Today the Kosovo Women’s Network (KWN) shared with the European Union Office its commentary, A Gender Reading of the European Commission’s Kosovo 2024 Report, compiled together with the Kosovar Gender Studies Centre. It examines the extent to which the European Commission’s (EC) 2024 Report attends to gender equality and includes recommendations provided by women’s rights civil society organisations (WCSOs). The commentary concludes that the 2024 Report shows a marked decline in gender mainstreaming compared to prior years. While this may be due in part to the new, shorter format of the Report, several opportunities existed to better integrate attention to gender equality across the Report’s chapters.
KWN found that a mere 3% of the Report’s chapters satisfactorily attended to gender equality, while 24% did so partially, and 73% ignored it altogether. The Report did not attend sufficiently to the need for gender equality impact assessments to inform legislative reforms or to institutionalise gender-responsive budgeting. Several chapters did not contain any gender perspective though they could have, such as on Good Neighbourly Relations and Regional Cooperation; Normalisation of Relations between Kosovo and Serbia; European Standards for Internal Market, The Green Agenda and Sustainable Connectivity, Resources, Agriculture and Cohesion, and External Relations; Relations Between the EU and Kosovo; and Statistical Data. The lack of attention to the Women, Peace, and Security (WPS) Agenda in security, Kosovo-Serbia relations, and Kosovo-EU relations is particularly concerning. The Report often lacked sex-disaggregated data and an intersectional approach, such as related to gender and rural inhabitants, children, Serbs, Roma, Ashkali, Egyptians, and persons with disabilities.
The report does attend to gender equality with regard to the judiciary, fundamental rights. the fight against organised crime, social policy and employment, and science and research.
However, only 43% of KWN’s recommendations were included, a steep drop from 70% in 2023.

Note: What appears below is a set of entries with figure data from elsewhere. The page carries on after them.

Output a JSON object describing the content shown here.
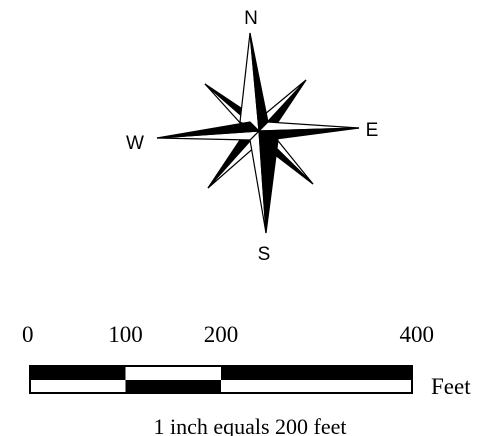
{
  "compass": {
    "north": "N",
    "east": "E",
    "south": "S",
    "west": "W"
  },
  "scale_bar": {
    "ticks": [
      "0",
      "100",
      "200",
      "400"
    ],
    "tick_values": [
      0,
      100,
      200,
      400
    ],
    "unit": "Feet",
    "ratio_text": "1 inch equals 200 feet",
    "colors": {
      "fill": "#000000",
      "background": "#ffffff"
    }
  }
}
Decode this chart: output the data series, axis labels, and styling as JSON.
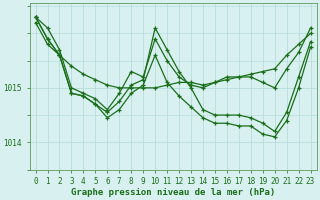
{
  "background_color": "#d8f0f0",
  "grid_color": "#b0d8d8",
  "line_color": "#1a6e1a",
  "xlabel": "Graphe pression niveau de la mer (hPa)",
  "xlabel_fontsize": 6.5,
  "tick_fontsize": 5.5,
  "yticks": [
    1014,
    1015
  ],
  "ylim": [
    1013.55,
    1016.55
  ],
  "xlim": [
    -0.5,
    23.5
  ],
  "series": [
    [
      1016.2,
      1015.8,
      1015.6,
      1015.4,
      1015.25,
      1015.15,
      1015.05,
      1015.0,
      1015.0,
      1015.0,
      1015.0,
      1015.05,
      1015.1,
      1015.1,
      1015.05,
      1015.1,
      1015.15,
      1015.2,
      1015.25,
      1015.3,
      1015.35,
      1015.6,
      1015.8,
      1016.0
    ],
    [
      1016.3,
      1016.1,
      1015.7,
      1015.0,
      1014.9,
      1014.8,
      1014.6,
      1014.9,
      1015.3,
      1015.2,
      1015.9,
      1015.5,
      1015.2,
      1015.05,
      1015.0,
      1015.1,
      1015.2,
      1015.2,
      1015.2,
      1015.1,
      1015.0,
      1015.35,
      1015.65,
      1016.1
    ],
    [
      1016.3,
      1015.9,
      1015.6,
      1014.9,
      1014.85,
      1014.7,
      1014.55,
      1014.75,
      1015.05,
      1015.15,
      1016.1,
      1015.7,
      1015.3,
      1015.0,
      1014.6,
      1014.5,
      1014.5,
      1014.5,
      1014.45,
      1014.35,
      1014.2,
      1014.55,
      1015.2,
      1015.85
    ],
    [
      1016.3,
      1015.9,
      1015.6,
      1014.9,
      1014.85,
      1014.7,
      1014.45,
      1014.6,
      1014.9,
      1015.05,
      1015.6,
      1015.1,
      1014.85,
      1014.65,
      1014.45,
      1014.35,
      1014.35,
      1014.3,
      1014.3,
      1014.15,
      1014.1,
      1014.4,
      1015.0,
      1015.75
    ]
  ]
}
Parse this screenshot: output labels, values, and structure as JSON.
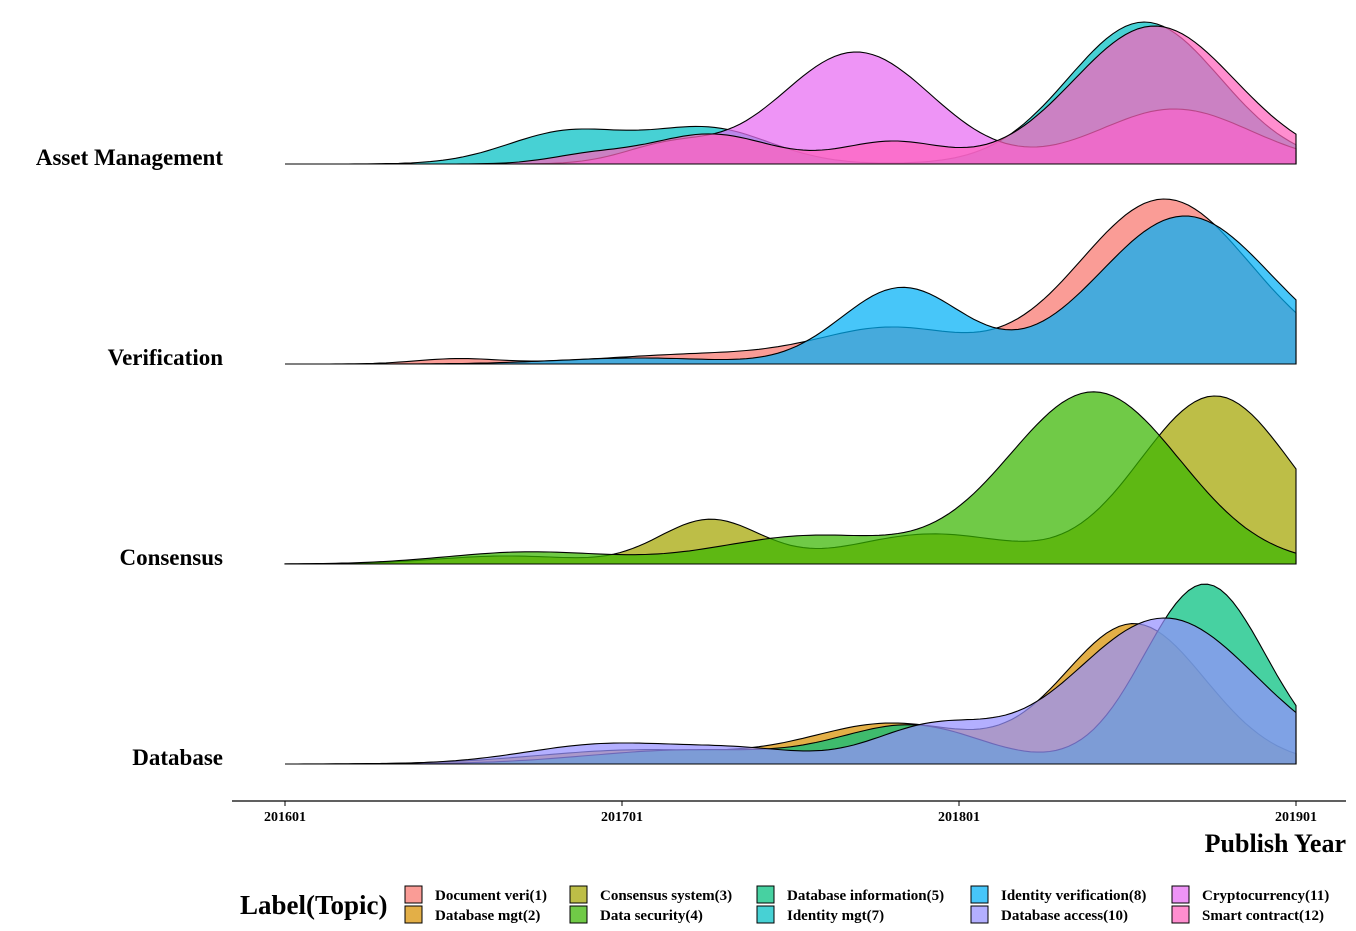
{
  "chart_data": {
    "type": "ridgeline",
    "xlabel": "Publish Year",
    "x_ticks": [
      "201601",
      "201701",
      "201801",
      "201901"
    ],
    "xlim": [
      201601,
      201901
    ],
    "legend_title": "Label(Topic)",
    "legend_position": "bottom",
    "rows": [
      {
        "label": "Asset Management",
        "series": [
          {
            "name": "Cryptocurrency(11)",
            "color": "#E76BF3"
          },
          {
            "name": "Identity mgt(7)",
            "color": "#00BFC4"
          },
          {
            "name": "Smart contract(12)",
            "color": "#FF62BC"
          }
        ]
      },
      {
        "label": "Verification",
        "series": [
          {
            "name": "Document veri(1)",
            "color": "#F8766D"
          },
          {
            "name": "Identity verification(8)",
            "color": "#00B0F6"
          }
        ]
      },
      {
        "label": "Consensus",
        "series": [
          {
            "name": "Consensus system(3)",
            "color": "#A3A500"
          },
          {
            "name": "Data security(4)",
            "color": "#39B600"
          }
        ]
      },
      {
        "label": "Database",
        "series": [
          {
            "name": "Database mgt(2)",
            "color": "#D89000"
          },
          {
            "name": "Database information(5)",
            "color": "#00BF7D"
          },
          {
            "name": "Database access(10)",
            "color": "#9590FF"
          }
        ]
      }
    ],
    "legend": [
      {
        "name": "Document veri(1)",
        "color": "#F8766D"
      },
      {
        "name": "Database mgt(2)",
        "color": "#D89000"
      },
      {
        "name": "Consensus system(3)",
        "color": "#A3A500"
      },
      {
        "name": "Data security(4)",
        "color": "#39B600"
      },
      {
        "name": "Database information(5)",
        "color": "#00BF7D"
      },
      {
        "name": "Identity mgt(7)",
        "color": "#00BFC4"
      },
      {
        "name": "Identity verification(8)",
        "color": "#00B0F6"
      },
      {
        "name": "Database access(10)",
        "color": "#9590FF"
      },
      {
        "name": "Cryptocurrency(11)",
        "color": "#E76BF3"
      },
      {
        "name": "Smart contract(12)",
        "color": "#FF62BC"
      }
    ]
  }
}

KWN calls for the EC to include in future reports: improved intersectional gender analysis and sex-disagregated data in all chapters; recommendations to instituitonalise gender-responsive budgeting as part of public finance reforms; improved attention to the WPS Agenda and gender responsive conflict analysis; address of gender-based violence in the Rule of Law and social policy chapters with concrete recommendations; pressure for the Government to publish regularly administrative sex-disaggregated data and to finalise the Gender Equality Index; ensure affirmative measures based on the Law on Gender Equality are considered in merit-based recruitment; promote a gender-responsive digital transition and address legal reforms to better address gender-based cyberviolence; and continue consulting WCSOs on how to better integrate a gender perspective in the EU Accession process and the EC Kosovo Report.